Video marketing, such as YouTube, has gained enormous attention in hospitality and tourism. This study aims to develop a customized image classification model based on a deep learning algorithm and investigate the relationship between visual spatial elements and electronic word-of-mouth (eWOM) in YouTube videos, drawing on cue utilization theory.
Participants identified 31 spaces in 15 hotel YouTube videos. To develop a deep learning-based image classification model, 303,716 images were used and the trained model was applied to 5,040 YouTube videos. The frequency and duration of 31 spaces were measured, and panel regression was used to examine the associations between the spaces and eWOM.

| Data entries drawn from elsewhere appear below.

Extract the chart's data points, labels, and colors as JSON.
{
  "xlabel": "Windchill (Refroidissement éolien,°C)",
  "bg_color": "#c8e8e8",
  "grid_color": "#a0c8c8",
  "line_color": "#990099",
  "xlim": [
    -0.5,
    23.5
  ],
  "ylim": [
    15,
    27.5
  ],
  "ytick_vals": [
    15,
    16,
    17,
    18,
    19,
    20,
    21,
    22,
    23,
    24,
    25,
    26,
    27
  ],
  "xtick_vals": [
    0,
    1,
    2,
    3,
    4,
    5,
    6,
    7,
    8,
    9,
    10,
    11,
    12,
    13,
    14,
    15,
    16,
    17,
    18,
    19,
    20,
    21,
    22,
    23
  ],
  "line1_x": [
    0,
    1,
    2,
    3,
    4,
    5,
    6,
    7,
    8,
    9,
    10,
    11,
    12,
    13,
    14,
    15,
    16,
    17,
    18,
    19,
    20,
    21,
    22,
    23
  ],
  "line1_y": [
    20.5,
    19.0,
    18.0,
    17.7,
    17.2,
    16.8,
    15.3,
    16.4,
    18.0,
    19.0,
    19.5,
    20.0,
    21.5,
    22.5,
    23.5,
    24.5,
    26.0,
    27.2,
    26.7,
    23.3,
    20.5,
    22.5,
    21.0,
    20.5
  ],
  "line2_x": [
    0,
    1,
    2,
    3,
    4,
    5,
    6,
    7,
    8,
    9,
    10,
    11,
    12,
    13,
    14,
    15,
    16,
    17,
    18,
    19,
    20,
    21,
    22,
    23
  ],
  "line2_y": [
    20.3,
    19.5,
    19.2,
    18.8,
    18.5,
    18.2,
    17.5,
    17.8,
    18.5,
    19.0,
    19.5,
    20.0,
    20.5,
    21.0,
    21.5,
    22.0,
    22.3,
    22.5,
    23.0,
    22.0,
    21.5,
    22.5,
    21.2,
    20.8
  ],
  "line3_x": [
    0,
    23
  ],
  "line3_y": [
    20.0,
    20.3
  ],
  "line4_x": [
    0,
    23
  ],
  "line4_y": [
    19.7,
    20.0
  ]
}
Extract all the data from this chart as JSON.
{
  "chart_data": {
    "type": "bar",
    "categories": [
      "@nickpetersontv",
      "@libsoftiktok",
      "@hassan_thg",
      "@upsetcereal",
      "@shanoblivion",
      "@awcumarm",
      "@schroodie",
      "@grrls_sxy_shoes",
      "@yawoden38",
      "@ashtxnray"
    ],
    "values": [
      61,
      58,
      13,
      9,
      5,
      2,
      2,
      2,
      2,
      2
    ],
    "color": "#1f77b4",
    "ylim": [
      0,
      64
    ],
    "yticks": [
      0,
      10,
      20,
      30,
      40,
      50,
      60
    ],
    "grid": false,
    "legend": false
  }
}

This study identified a considerable number of statistically significant relationships between specific spatial cues and eWOM with either a positive or a negative direction. Hotel-related intrinsic cues, such as lobby, and nature-related spatial cues, including mountains and vineyards, enhance eWOM. However, generic urban spatial (e.g. street) and less diagnostic intrinsic cues, such as bedrooms, reduce eWOM.
This study applies cue utilization theory to analyze visual elements in YouTube videos by highlighting the diagnostic and non-diagnostic roles of spatial cues in relating eWOM. Moreover, this research contributes to hospitality literature by conceptualizing spatial cues in videos and empirically investigating the influence of visual elements on eWOM. Methodologically, how to apply a deep learning-based image classification model in analyzing videos is proposed.